Taraflar arasında görülen davada Reyhanlı Asliye Hukuk Mahkemesi'nce verilen 12.06.2002 tarih ve 2001/243-2002/214 sayılı kararın Yargıtay'ca incelenmesi davacı vekili tarafından istenmiş ve temyiz dilekçesinin süresi içinde verildiği anlaşılmış olmakla, dava dosyası için Tetkik Hakimi Ahmet Susoy tarafından düzenlenen rapor dinlendikten ve yine dosya içerisindeki dilekçe layihalar, duruşma tutanakları ve tüm belgeler okunup, incelendikten sonra işin gereği görüşülüp, düşünüldü:

KARAR : Davacı vekili, müvekkili Halil Karaca'nın borçlu Mustafa Erol'daki alacağının tahsili bakımından Reyhanlı İcra Müdürlüğü'nün 1997/1189 esas sayılı dosyasıyla icra takibi yoluna gidip, takibin kesinleştiğini, müvekkilinin 8.02.1999 tarihinde icra müdürlüğüne başvurarak borçlu Mustafa Erol'un Rehanlı T.C. Ziraat Bankası Şubesi'nde 1998 yılı kütlü pamuk destekleme priminden doğmuş veya doğacak alacağı olduğunu belirterek, borçlunun bu alacağının haczini talep ettiğini, icra müdürlüğünce bankaya bu hususta müzekkere yazıldığını, bankanın haczi kabil bakiyesinin bulunmadığının bildirildiğini, oysa, bu tarihten 5 ay sonra, başka alacaklının, aynı borçlu aleyhine 1999/29 sayılı takip dosyasından yazılan müzekkereye verilen cevapta, borçlunun şu anda hiçbir hak ve alacağına rastlanmadığı belirtilerek, destekleme primi hakkının henüz doğmadığı, muhtemel pamuk destekleme primi alacağı için haciz notu konulduğunun bildirildiğini, davalı bankanın çifte standart uygulayarak müvekkilinin zararına yol açtığını belirterek, müvekkilinin mahrum kaldığı ( 1.740.000.000 ) TL. alacağın, kütlü pamuk destekleme pirimi ödeme tarihi olan 06.08.1999 tarihinden itibaren işleyecek faizi ve %40 tazminatıyla birlikte davalı bankadan tahsiline karar verilmesi talep ve dava etmiştir.

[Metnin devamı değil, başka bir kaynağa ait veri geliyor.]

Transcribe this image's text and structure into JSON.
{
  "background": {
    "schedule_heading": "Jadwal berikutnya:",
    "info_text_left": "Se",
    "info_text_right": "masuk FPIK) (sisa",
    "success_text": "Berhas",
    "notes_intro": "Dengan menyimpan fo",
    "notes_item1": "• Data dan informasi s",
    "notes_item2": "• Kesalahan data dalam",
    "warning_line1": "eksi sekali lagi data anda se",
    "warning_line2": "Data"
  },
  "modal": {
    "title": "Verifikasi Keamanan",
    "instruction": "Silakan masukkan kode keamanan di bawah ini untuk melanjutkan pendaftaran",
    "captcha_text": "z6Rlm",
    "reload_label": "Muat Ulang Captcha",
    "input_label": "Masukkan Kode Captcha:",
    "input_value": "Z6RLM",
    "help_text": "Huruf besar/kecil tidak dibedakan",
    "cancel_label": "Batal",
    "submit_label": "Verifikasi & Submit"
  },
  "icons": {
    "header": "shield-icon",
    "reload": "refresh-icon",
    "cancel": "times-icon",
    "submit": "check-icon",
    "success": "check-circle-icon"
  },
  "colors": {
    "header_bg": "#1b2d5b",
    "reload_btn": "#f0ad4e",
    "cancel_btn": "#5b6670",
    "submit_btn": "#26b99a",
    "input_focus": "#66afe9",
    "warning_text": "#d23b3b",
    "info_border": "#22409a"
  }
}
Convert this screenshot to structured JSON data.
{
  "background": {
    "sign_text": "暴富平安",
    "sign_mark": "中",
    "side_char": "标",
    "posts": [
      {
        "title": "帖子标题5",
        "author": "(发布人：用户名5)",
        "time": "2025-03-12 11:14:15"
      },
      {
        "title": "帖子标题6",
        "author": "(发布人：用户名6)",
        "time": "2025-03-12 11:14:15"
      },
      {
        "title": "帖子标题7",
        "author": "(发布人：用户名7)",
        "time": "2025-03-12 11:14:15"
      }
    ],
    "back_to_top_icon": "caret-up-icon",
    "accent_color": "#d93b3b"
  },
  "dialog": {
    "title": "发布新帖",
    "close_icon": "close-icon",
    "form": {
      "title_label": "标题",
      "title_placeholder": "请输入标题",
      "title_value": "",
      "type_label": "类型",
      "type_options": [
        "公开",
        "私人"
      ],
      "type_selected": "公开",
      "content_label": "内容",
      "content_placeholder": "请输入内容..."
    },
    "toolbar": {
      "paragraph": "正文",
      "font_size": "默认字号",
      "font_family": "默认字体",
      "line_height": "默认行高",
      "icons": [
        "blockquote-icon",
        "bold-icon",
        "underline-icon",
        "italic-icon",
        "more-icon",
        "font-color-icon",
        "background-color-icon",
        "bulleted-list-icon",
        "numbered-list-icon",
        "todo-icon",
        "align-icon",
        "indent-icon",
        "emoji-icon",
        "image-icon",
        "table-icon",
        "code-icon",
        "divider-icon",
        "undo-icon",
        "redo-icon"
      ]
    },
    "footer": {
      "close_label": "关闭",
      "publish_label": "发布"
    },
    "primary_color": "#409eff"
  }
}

Davalı Banka vekili, davacının borçlu Mustafa Erol'dan alacağının kalmamış olması nedeniyle davanın iyiniyetten yoksun olduğunu, icra müdürlüğünce gönderilen 1. haciz ihbarnamesi tarihinde borçlu Mustafa Erol'un kütlü pamuk destekleme priminden faydalanmak üzere bankaya henüz bir müracatının bulunmadığı, bu durumda borçlu ile banka arasında anılan tarih itibarıyla hukuki münasebet bulunmadığından, daha sonra doğan alacağın davacı dosyası için haczinin mümkün olmadığı, davacının iddia ettiği ikinci takip dosyasından yazılan müzekkere tarihinde ise borçlu ile banka arasında hukuki münasebetinin mevcut olması nedeniyle, borçlunun destekleme prim alacağına haciz şerhi konulup, bilahare Reyhanlı İcra Müdürlüğü'ne ödemenin yapıldığını, banka tarafından yapılan işlemlerde bir usulsüzlük bulunmadığı gerekçesiyle davanın reddini savunmuştur.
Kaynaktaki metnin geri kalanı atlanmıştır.